Today, we left Helsinki and headed into the Finnish countryside. It was a relief to leave the expensive city behind, watching metallic cityscapes transition into woods and forest. For our route, Tyler found several driving itineraries from a Scandanavian travel agency called Runic Travels.
With names like "The Best of Finland" and "Experience the Midnight Sun", they outlined cities to visit, the distances between them, and sights to see along the way. So, we created an amalgamation of the various loops and headed to our first stop: the town of Kotka, reported to be interesting because of its port.
For the first few hours, we motored along happily, feeling quiet and introspective, content to watch the scenery fly by.
Arriving in Kotka, we drove around expectantly. If it was in a tourist itinerary, it had to be good, right? Wrong, of course. After realizing there wasn't much to see, we promptly drove out, back into the hills and forests we cared about.

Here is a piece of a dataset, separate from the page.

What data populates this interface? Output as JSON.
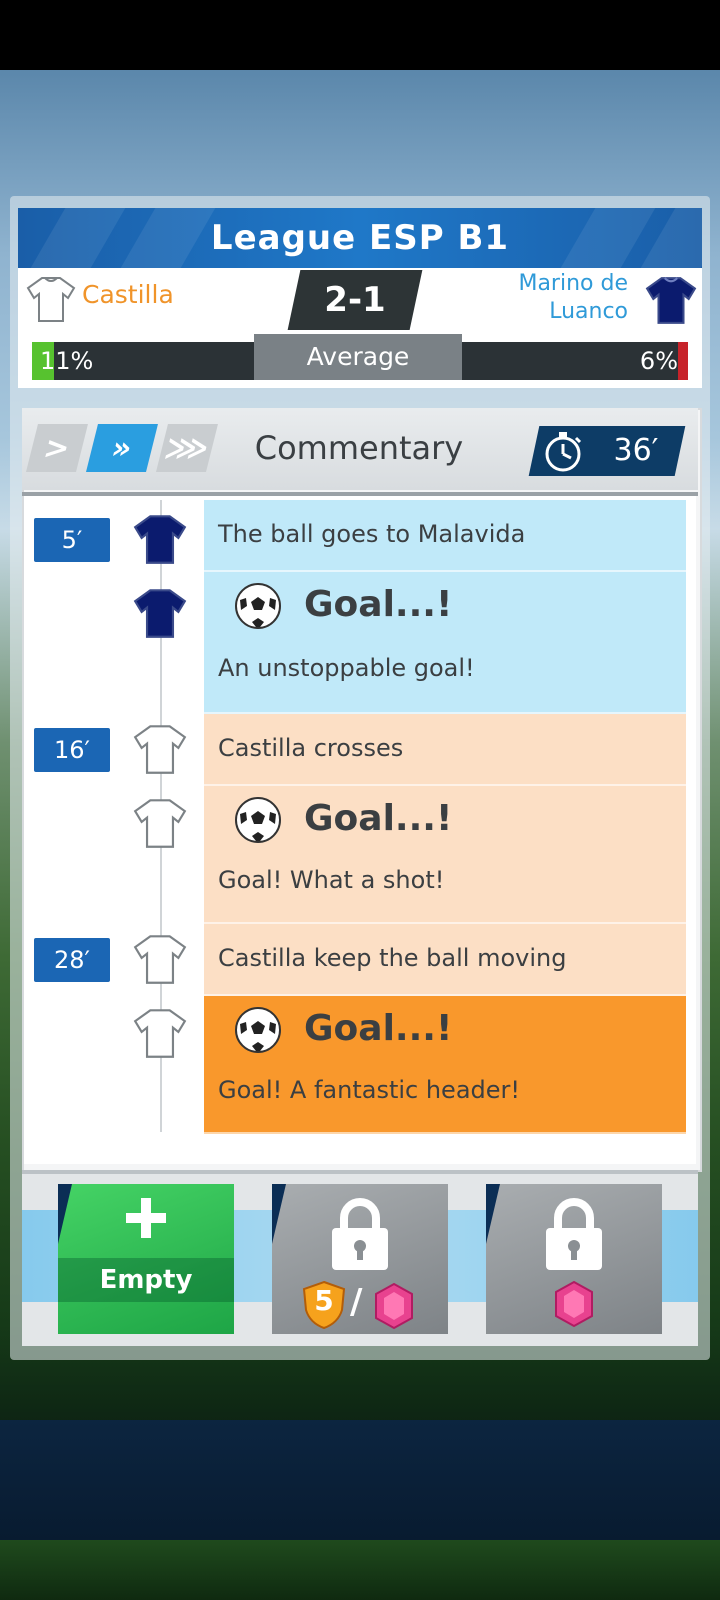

As we drove, it occurred to us (for the hundredth time) that following a planned route was not quite our style. Still, we had high hopes for our next destination: Lapeenranta, famous for its fortress. On the way, we drove past tons of little red barns, thinking of Tyler's mom Sarah (she loves them) each time we saw one.

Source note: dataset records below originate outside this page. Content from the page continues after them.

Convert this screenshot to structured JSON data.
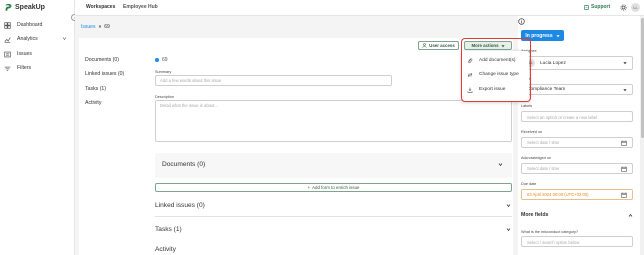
{
  "brand": {
    "name": "SpeakUp"
  },
  "sidebar": {
    "items": [
      {
        "label": "Dashboard"
      },
      {
        "label": "Analytics"
      },
      {
        "label": "Issues"
      },
      {
        "label": "Filters"
      }
    ]
  },
  "topbar": {
    "tabs": [
      {
        "label": "Workspaces"
      },
      {
        "label": "Employee Hub"
      }
    ],
    "support_label": "Support",
    "avatar_initials": "LL"
  },
  "breadcrumb": {
    "parent": "Issues",
    "current": "69"
  },
  "left_nav": {
    "items": [
      {
        "label": "Documents (0)"
      },
      {
        "label": "Linked issues (0)"
      },
      {
        "label": "Tasks (1)"
      },
      {
        "label": "Activity"
      }
    ]
  },
  "issue": {
    "number": "69",
    "summary_label": "Summary",
    "summary_placeholder": "Add a few words about this issue",
    "description_label": "Description",
    "description_placeholder": "Detail what the issue is about..."
  },
  "toolbar": {
    "user_access_label": "User access",
    "more_actions_label": "More actions"
  },
  "more_actions_menu": {
    "items": [
      {
        "label": "Add document(s)"
      },
      {
        "label": "Change issue type"
      },
      {
        "label": "Export issue"
      }
    ]
  },
  "sections": {
    "documents_title": "Documents (0)",
    "add_form_label": "Add form to enrich issue",
    "linked_title": "Linked issues (0)",
    "tasks_title": "Tasks (1)",
    "activity_title": "Activity"
  },
  "right_panel": {
    "status_label": "In progress",
    "assignee_label": "Assignee",
    "assignee_name": "Lucia Lopez",
    "assignee_initials": "LL",
    "team_label": "Team",
    "team_name": "Compliance Team",
    "labels_label": "Labels",
    "labels_placeholder": "Select an option or create a new label",
    "received_label": "Received on",
    "received_placeholder": "Select date / time",
    "acknowledged_label": "Acknowledged on",
    "acknowledged_placeholder": "Select date / time",
    "due_label": "Due date",
    "due_value": "03 April 2024 00:00 (UTC+02:00)",
    "more_fields_label": "More fields",
    "misconduct_label": "What is the misconduct category?",
    "misconduct_placeholder": "Select / search option below"
  },
  "colors": {
    "accent_blue": "#1e88e5",
    "dropdown_highlight": "#e53935",
    "green_border": "#7fa58e",
    "due_date_text": "#e08a1e"
  }
}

Passing this cool old tractor, Tyler stopped to take some bracketed shots, looking forward to trying his hand at HDR photography. We're not sure if we like it, but Tyler is obsessed with learning new things, so he plans to keep at it for awhile. For a technical explanation of what is going on here, read this.
Apart from being so expensive, we love Finland, and our little red car too:
Eventually, we arrived in Lapeenranta and drove around looking for the town's famous fortress. We quickly abandoned the search and pulled sharply off the road into a parking lot when we saw this!
Whoa! Apparently this attraction opens every summer, providing kids (and people like us) with gigantic sand sculptures to ogle, candy stalls to patronize, and a huge sandbox filled with toys to play with. As we wandered around in the hot sun admiring the skill it surely requires to render such intricate details with grains of sand, Tyler bracketed several more shots for later HDR twiddling.
This probably wasn't a good scene for HDR, as the results aren't all that impressive. Either that or we just don't know how to do it properly yet.
Once we'd seen all the sculptures, we resumed our search for the town's fortress. Looking at our route, we can't help but laugh at the huge circles we did outside of town, paying too much attention to our GPS and not enough to common sense (we're nowhere near the town!).
We did manage to find it eventually. We think the word fortress is a little strong for the location. It was more like a small hill with some crumbling walls around it. Maybe at one time it was a daunting stronghold, though. The "fortress" contained a few museums, which were closed, a cafe that was closed, and some normal looking houses as well. After a stroll through the streets, we headed back to the car. As we left, this friendly kitty said hello:
On our way, we came upon a lakeside concert. While people were buying cherries and peas from the market nearby, and licking icecreams in front of antique tourist dinner cruise boats, the Piraters were on stage playing fun surf music. Tyler stopped to take a recording while I took pictures.
After a few songs, we walked back to the car, fired it up, and pointed ourselves north. Throwing away any ideas of following a set route, we headed into the land of lakes. Not far from town we crossed a bridge which had a nicely secluded pull off on one side. It was a picture perfect free-camp, so we decided to call it a day.
Across the bridge, a group of teenagers were hanging out, jumping off the cliffs into the water. A kind of bungee or rope-swing hung from the bars of the bridge as well. We weren't quite sure how it could be safe to use, but we did see someone, swinging from it just as we arrived. Our curiosity about it was never sated, as nobody used it again for the rest of the night.
I set up camp while Tyler took pictures of our surroundings, crouched on the edge of the cliff face with our telephoto zoom.
Free camping in Finland is going to rule!